Saya meminta mereka untuk mengulangi pemindaian, dan seperti yang diharapkan, tumor kembali – kali ini bahkan lebih menyeramkan, karena menyusup ke area otak yang bertanggung jawab atas fungsi kaki. “Jika saya beroperasi lagi, ada kemungkinan besar Anda akan kehilangan kemampuan untuk menggerakkan kaki Anda,” kataku padanya, menjelaskan bahwa dengan kekambuhan tumor, kelangsungan hidupnya telah lebih singkat. Dan kemudian, apa yang dia katakan padaku mengejutkanku seperti gong. “ISS DUNIYA MEIN KOI AMRUT PEEKAR TOH NAHI AATA HAI,” diterjemahkan sebagai tidak ada yang datang ke dunia ini setelah minum nektar ilahi keabadian. Setiap orang yang dilahirkan ke dunia ini fana dan rentan terhadap tantangan, kesulitan, rasa sakit, dan pada akhirnya, kematian yang melekat pada keberadaan manusia. Itu adalah pengingat akan kerentanan mendasar yang kita semua bagikan, kebenaran yang melampaui penderitaan individu.

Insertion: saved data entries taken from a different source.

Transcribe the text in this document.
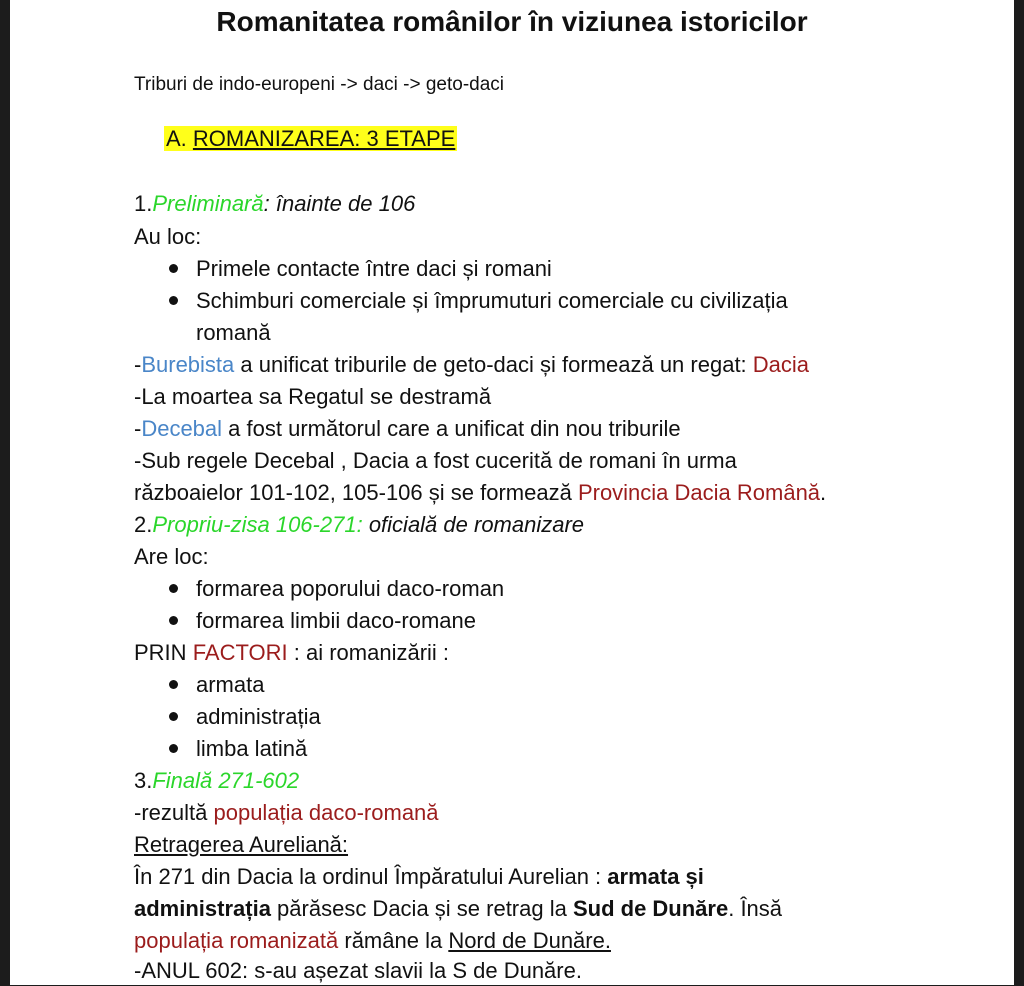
Romanitatea românilor în viziunea istoricilor
Triburi de indo-europeni -> daci -> geto-daci
A. ROMANIZAREA: 3 ETAPE
1.Preliminară: înainte de 106
Au loc:
Primele contacte între daci și romani
Schimburi comerciale și împrumuturi comerciale cu civilizația
romană
-Burebista a unificat triburile de geto-daci și formează un regat: Dacia
-La moartea sa Regatul se destramă
-Decebal a fost următorul care a unificat din nou triburile
-Sub regele Decebal , Dacia a fost cucerită de romani în urma
războaielor 101-102, 105-106 și se formează Provincia Dacia Română.
2.Propriu-zisa 106-271: oficială de romanizare
Are loc:
formarea poporului daco-roman
formarea limbii daco-romane
PRIN FACTORI : ai romanizării :
armata
administrația
limba latină
3.Finală 271-602
-rezultă populația daco-romană
Retragerea Aureliană:
În 271 din Dacia la ordinul Împăratului Aurelian : armata și
administrația părăsesc Dacia și se retrag la Sud de Dunăre. Însă
populația romanizată rămâne la Nord de Dunăre.
-ANUL 602: s-au așezat slavii la S de Dunăre.
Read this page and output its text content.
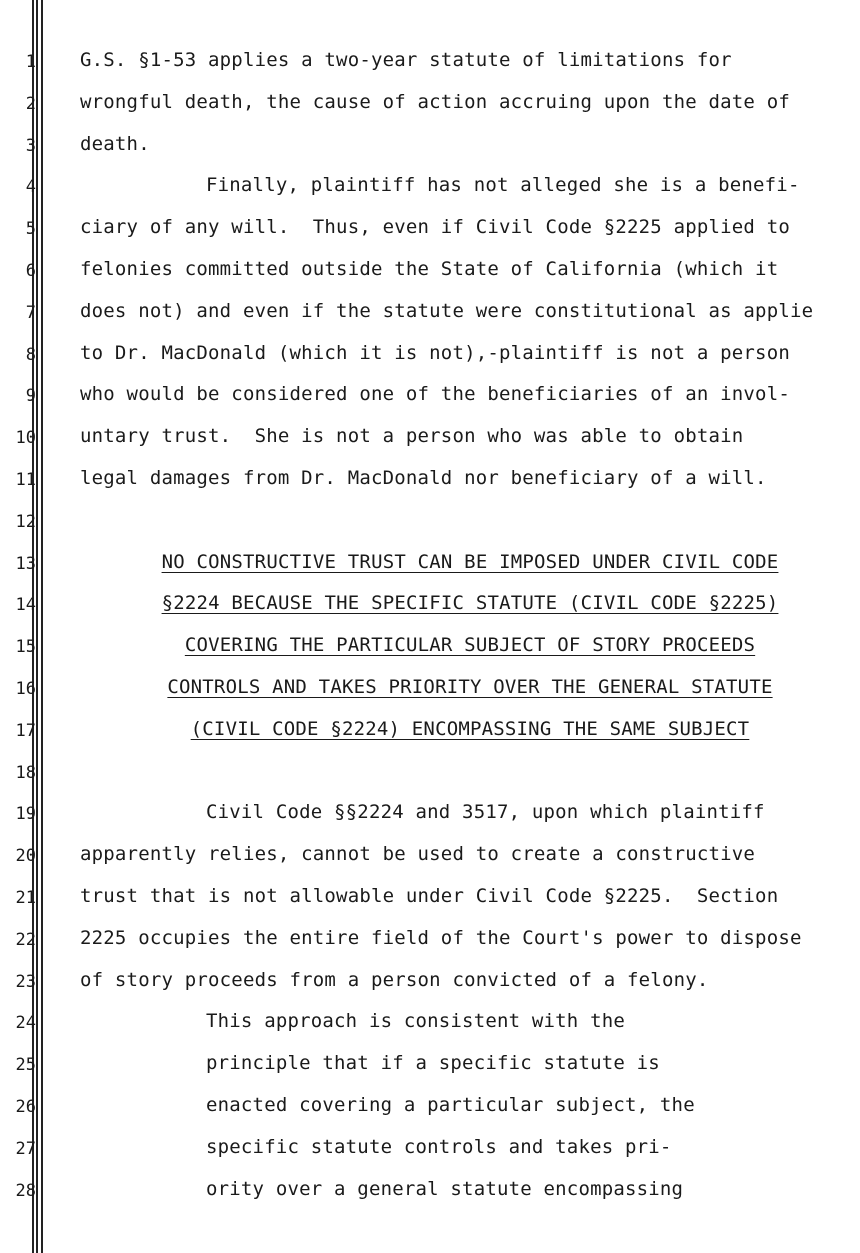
1 G.S. §1-53 applies a two-year statute of limitations for
2 wrongful death, the cause of action accruing upon the date of
3 death.
4	Finally, plaintiff has not alleged she is a benefi-
5 ciary of any will.  Thus, even if Civil Code §2225 applied to
6 felonies committed outside the State of California (which it
7 does not) and even if the statute were constitutional as applie
8 to Dr. MacDonald (which it is not),-plaintiff is not a person
9 who would be considered one of the beneficiaries of an invol-
10 untary trust.  She is not a person who was able to obtain
11 legal damages from Dr. MacDonald nor beneficiary of a will.
12
13	NO CONSTRUCTIVE TRUST CAN BE IMPOSED UNDER CIVIL CODE
14	§2224 BECAUSE THE SPECIFIC STATUTE (CIVIL CODE §2225)
15	COVERING THE PARTICULAR SUBJECT OF STORY PROCEEDS
16	CONTROLS AND TAKES PRIORITY OVER THE GENERAL STATUTE
17	(CIVIL CODE §2224) ENCOMPASSING THE SAME SUBJECT
18
19	Civil Code §§2224 and 3517, upon which plaintiff
20 apparently relies, cannot be used to create a constructive
21 trust that is not allowable under Civil Code §2225.  Section
22 2225 occupies the entire field of the Court's power to dispose
23 of story proceeds from a person convicted of a felony.
24	This approach is consistent with the
25	principle that if a specific statute is
26	enacted covering a particular subject, the
27	specific statute controls and takes pri-
28	ority over a general statute encompassing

“Apa yang ingin Anda lakukan?” Saya bertanya, memberinya pilihan untuk mempertimbangkan satu operasi lagi atau melanjutkan kemoterapi lebih lanjut. Pilihannya adalah antara lebih banyak kelangsungan hidup dengan kecacatan yang signifikan atau kelangsungan hidup yang lebih pendek sampai alam dengan cepat menginduksi disfungsi. Itu adalah momen di mana batas -batas ilmu kedokteran memenuhi realitas mentah kematian manusia. Masing -masing dari kita didefinisikan dalam hati oleh pertanyaan yang kita ajukan; Jawaban yang kami temukan hampir tidak penting. “Tidak ada jawaban yang benar untuk ini,” saya menjelaskan, mengutip mentor saya, yang dulu memberi tahu semua pasiennya yang dihadapkan dengan dilema, “keputusan apa pun yang Anda buat akan menjadi keputusan terbaik untuk Anda.”

Kebenaran mendalam ini selaras dengan pengamatan yang dilakukan oleh Thomas Merton, biksu Amerika dan penulis yang produktif, yang mengatakan, “Sains dapat menyelesaikan semua masalah kita, kecuali yang terdalam. Untuk itu hanya ada satu tempat yang bisa kita tuju, dan itu ada di dalam.” Di ruang konsultasi yang tenang itu, jiwa yang menghadapi pertanyaan akhir tentang bagaimana hidup dan bagaimana menghadapi akhir, mengetahui bahwa jawaban terdalam tidak ada dalam alat bedah saya, tetapi di dalam dirinya.

Jayshree pulang ke rumah untuk mencoba lini kemoterapi kedua. Selama bulan -bulan berikutnya, rambutnya layu, kulitnya hancur, dan sebagian darinya tidak ingin hidup lagi. Saya bertanya -tanya tentang pikiran yang mungkin mengganggu dia. Keinginan dan keinginannya. Pertanyaan apa yang orang tanyakan pada diri mereka sendiri ketika akhir sudah dekat, ketika ada waktu untuk introspeksi? Seberapa sulit untuk berpegang teguh pada pandangan positif untuk kehidupan ketika kehidupan itu sendiri dipertanyakan? Apa yang direnungkan oleh otak, di saat -saat terakhirnya, merenungkan dirinya?

“Saya tahu akhir saya sudah dekat. Saya hanya punya satu keinginan sebelum saya mati,” dia mengirimi saya pesan beberapa minggu yang lalu. “Sementara saya masih dalam akal, saya ingin Anda menulis tentang saya dan berbagi cerita saya.”

Kata -katanya, diucapkan dari jurang keberadaan, bukanlah permohonan untuk lebih banyak waktu, tetapi tindakan pembangkangan yang mendalam terhadap terlupakan. Itu bukan hanya keinginan bedah tetapi keinginannya akan makna dan koneksi, tindakan agensi terakhir dalam menghadapi orang yang tak terhindarkan. Itu adalah warisannya, suaranya, bergema melampaui batas -batas kehidupannya yang memudar.

Jayshree tersayang, saya harap Anda membaca ini mengetahui bahwa cerita Anda hidup selamanya, dan bahwa di setiap hati yang disentuh oleh perjalanan Anda, sebagian dari Anda akan terus mekar.